This is an automated email from the ASF dual-hosted git repository.
yaxingcai pushed a commit to branch unity
in repository https://gitbox.apache.org/repos/asf/tvm.git
The following commit(s) were added to refs/heads/unity by this push:
new 8ea976276c [Unity] Properly handle tuple-outputting function in
`FuseOpsByPattern` (#14525)
8ea976276c is described below
commit 8ea976276cde885359280ec1a7d7d78d4b2c06bb
Author: masahi <[email protected]>
AuthorDate: Fri Apr 7 21:25:18 2023 +0900
[Unity] Properly handle tuple-outputting function in `FuseOpsByPattern`
(#14525)
* correctly handle tuple output function
* properly handle nested tuple case
* typo
* fix MergeCompositFunction test
---
src/relax/transform/fuse_ops.cc | 28 ++++++--
.../relax/test_transform_fuse_ops_by_pattern.py | 79 +++++++++++++++++++++-
2 files changed, 102 insertions(+), 5 deletions(-)
diff --git a/src/relax/transform/fuse_ops.cc b/src/relax/transform/fuse_ops.cc
index 8e4346e206..cf9bd0ac37 100644
--- a/src/relax/transform/fuse_ops.cc
+++ b/src/relax/transform/fuse_ops.cc
@@ -659,6 +659,16 @@ class OperatorFusor : public ExprMutator {
return sinfo->ret->IsInstance<TupleStructInfoNode>();
}
+ bool IsNestedTupleOutput(Function f) {
+ if (!IsTupleOutput(f)) return false;
+
+ auto tup =
GetStructInfo(f).as<FuncStructInfoNode>()->ret.as<TupleStructInfoNode>();
+ for (const auto& field : tup->fields) {
+ if (field->IsInstance<TupleStructInfoNode>()) return true;
+ }
+ return false;
+ }
+
BindingBlock VisitBindingBlock(const BindingBlock& block) final {
if (const auto* df_block = block.as<DataflowBlockNode>()) {
return VisitBindingBlock_(df_block);
@@ -722,7 +732,12 @@ class OperatorFusor : public ExprMutator {
// needs to be remapped to the output of TupleGetItem after the
corresponding tuple is
// emitted.
if (IsTupleOutput(func) && tuple_get_indices_.count(binding->var.get()))
{
- pending_tuple_get[group].push_back(binding->var);
+ if (!GetStructInfo(binding->var)->IsInstance<TupleStructInfoNode>() ||
+ IsNestedTupleOutput(func)) {
+ // When binding->var itself is a tuple, we do not need to remap this
variable to the
+ // output of TupleGetItem unless the output is a nested tuple.

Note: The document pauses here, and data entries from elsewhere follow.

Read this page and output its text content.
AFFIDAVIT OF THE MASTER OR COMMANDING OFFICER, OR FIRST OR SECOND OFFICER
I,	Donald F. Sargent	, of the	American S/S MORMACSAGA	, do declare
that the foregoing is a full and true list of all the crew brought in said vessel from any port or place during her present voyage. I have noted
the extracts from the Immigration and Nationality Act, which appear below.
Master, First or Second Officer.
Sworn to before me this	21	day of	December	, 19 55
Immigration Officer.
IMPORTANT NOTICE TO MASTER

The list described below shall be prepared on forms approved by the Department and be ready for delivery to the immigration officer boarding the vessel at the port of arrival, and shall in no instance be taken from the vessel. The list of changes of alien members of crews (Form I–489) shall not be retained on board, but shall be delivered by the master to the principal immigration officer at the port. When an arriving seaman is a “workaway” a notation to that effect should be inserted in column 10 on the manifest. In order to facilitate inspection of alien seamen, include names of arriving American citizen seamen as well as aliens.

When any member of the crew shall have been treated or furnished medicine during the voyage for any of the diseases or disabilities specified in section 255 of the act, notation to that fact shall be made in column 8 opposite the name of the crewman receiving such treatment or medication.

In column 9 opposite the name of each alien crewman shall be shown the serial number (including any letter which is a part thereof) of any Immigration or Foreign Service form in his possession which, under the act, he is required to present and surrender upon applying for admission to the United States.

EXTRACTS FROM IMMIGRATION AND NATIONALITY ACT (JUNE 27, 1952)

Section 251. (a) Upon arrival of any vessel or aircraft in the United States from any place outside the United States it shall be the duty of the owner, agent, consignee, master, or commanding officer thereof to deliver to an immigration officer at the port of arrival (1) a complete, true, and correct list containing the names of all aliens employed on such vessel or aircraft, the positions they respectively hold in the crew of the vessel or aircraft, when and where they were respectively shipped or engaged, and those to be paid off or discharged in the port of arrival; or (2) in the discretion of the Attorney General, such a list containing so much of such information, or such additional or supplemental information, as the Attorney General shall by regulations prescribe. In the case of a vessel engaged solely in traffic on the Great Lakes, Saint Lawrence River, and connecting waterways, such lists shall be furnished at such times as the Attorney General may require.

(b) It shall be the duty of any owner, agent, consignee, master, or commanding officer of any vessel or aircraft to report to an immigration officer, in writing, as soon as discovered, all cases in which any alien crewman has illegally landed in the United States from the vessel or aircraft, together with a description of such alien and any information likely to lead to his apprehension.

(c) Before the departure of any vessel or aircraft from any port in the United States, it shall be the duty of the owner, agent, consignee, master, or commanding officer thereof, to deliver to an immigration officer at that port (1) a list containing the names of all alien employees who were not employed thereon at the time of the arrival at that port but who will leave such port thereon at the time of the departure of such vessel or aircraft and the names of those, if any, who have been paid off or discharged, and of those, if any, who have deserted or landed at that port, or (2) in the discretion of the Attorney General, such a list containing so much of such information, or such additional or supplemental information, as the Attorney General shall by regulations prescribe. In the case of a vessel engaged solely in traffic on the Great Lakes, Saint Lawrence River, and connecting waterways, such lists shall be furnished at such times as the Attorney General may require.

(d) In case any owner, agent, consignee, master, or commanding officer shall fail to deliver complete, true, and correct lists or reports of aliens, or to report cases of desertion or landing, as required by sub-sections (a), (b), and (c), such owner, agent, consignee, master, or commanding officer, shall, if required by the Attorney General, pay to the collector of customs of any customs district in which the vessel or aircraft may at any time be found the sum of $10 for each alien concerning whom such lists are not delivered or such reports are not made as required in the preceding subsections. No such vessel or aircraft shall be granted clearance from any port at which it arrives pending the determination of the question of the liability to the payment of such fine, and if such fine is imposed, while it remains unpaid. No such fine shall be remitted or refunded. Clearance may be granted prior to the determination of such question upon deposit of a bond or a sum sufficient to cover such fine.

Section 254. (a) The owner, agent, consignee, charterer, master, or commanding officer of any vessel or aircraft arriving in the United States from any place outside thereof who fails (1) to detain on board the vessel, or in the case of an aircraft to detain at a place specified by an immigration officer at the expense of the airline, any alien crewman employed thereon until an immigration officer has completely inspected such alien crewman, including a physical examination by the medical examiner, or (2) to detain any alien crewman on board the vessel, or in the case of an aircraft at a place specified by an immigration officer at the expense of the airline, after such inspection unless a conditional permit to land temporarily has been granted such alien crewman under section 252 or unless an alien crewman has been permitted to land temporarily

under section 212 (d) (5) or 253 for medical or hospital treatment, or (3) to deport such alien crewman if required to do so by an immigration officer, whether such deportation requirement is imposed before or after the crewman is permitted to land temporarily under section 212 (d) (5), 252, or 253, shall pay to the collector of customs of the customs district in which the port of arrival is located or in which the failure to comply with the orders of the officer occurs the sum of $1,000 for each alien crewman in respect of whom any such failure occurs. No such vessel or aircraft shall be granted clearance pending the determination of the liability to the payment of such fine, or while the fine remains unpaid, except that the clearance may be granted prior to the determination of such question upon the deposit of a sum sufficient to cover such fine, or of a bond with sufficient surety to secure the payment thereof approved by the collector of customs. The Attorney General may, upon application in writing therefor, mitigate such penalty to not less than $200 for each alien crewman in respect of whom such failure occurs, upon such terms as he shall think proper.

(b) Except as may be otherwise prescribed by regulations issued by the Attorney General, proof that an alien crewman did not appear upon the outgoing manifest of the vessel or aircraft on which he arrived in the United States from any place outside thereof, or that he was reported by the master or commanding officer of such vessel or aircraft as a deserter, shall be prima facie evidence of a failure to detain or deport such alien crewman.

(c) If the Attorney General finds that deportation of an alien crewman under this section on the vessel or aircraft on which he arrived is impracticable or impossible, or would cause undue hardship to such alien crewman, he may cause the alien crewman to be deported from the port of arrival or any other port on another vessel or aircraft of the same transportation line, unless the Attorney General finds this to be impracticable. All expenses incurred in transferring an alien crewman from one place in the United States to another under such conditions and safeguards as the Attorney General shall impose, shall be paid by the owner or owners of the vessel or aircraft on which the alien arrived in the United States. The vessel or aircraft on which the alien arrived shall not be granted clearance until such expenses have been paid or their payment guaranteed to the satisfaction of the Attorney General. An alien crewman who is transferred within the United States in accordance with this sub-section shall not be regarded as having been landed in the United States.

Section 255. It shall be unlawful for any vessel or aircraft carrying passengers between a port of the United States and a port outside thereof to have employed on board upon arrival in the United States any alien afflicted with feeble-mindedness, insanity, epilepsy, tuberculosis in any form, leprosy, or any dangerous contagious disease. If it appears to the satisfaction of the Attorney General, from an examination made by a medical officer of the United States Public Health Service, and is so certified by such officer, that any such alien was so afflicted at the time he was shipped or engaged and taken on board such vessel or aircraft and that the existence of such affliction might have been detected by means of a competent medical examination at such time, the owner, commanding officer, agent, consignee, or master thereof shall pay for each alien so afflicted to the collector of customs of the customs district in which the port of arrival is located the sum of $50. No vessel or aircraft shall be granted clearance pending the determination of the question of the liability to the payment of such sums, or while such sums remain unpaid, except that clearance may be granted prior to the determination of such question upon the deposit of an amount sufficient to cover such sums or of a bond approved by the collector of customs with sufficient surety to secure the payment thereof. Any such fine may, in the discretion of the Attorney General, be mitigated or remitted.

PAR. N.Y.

+ pending_tuple_get[group].push_back(binding->var);
+ }
}
// Case 2. If the binding is not the last binding of the group, we skip
it.
@@ -751,7 +766,7 @@ class OperatorFusor : public ExprMutator {
}
// Step c. Update the mapping used for the remapping of the binding
variables.
- if (IsTupleOutput(func)) {
+ if (IsTupleOutput(func) && !pending_tuple_get.empty()) {
// If the output is a tuple, attach TupleGetItem to all tuple
elements, and
// remap variables approriately.
// The variables that need to be remapped and the corresponding tuple
indices are
@@ -1018,8 +1033,13 @@ class PatternBasedPartitioner : ExprVisitor {
ICHECK(parent_group);
parent_group->attrs.Set(attr::kComposite, pat_name_);
for (const auto& [pat, match] : matches_opt.value()) {
- // Put all matching call nodes into the parent group.
- if (pat->IsInstance<CallPatternNode>() && match != GetRef<Call>(call))
{
+ // Put all matching expressions into the parent group. But we need to
be careful not to
+ // merge expressions matched by a wildcard pattern, since a wildcard
can match an output of
+ // the previous group. For example, when there are two back-to-back
conv2d ops, the output
+ // of the first conv2d is matched to the input of the second conv2d
via a wildcard pattern.
+ // But we must avoid merging the first conv2d into the group of the
second conv2d.
+ if ((pat->IsInstance<CallPatternNode>() && match !=
GetRef<Call>(call)) ||
+ pat->IsInstance<TupleGetItemPatternNode>()) {
// Put the bound variable on the LHS into the same parent group.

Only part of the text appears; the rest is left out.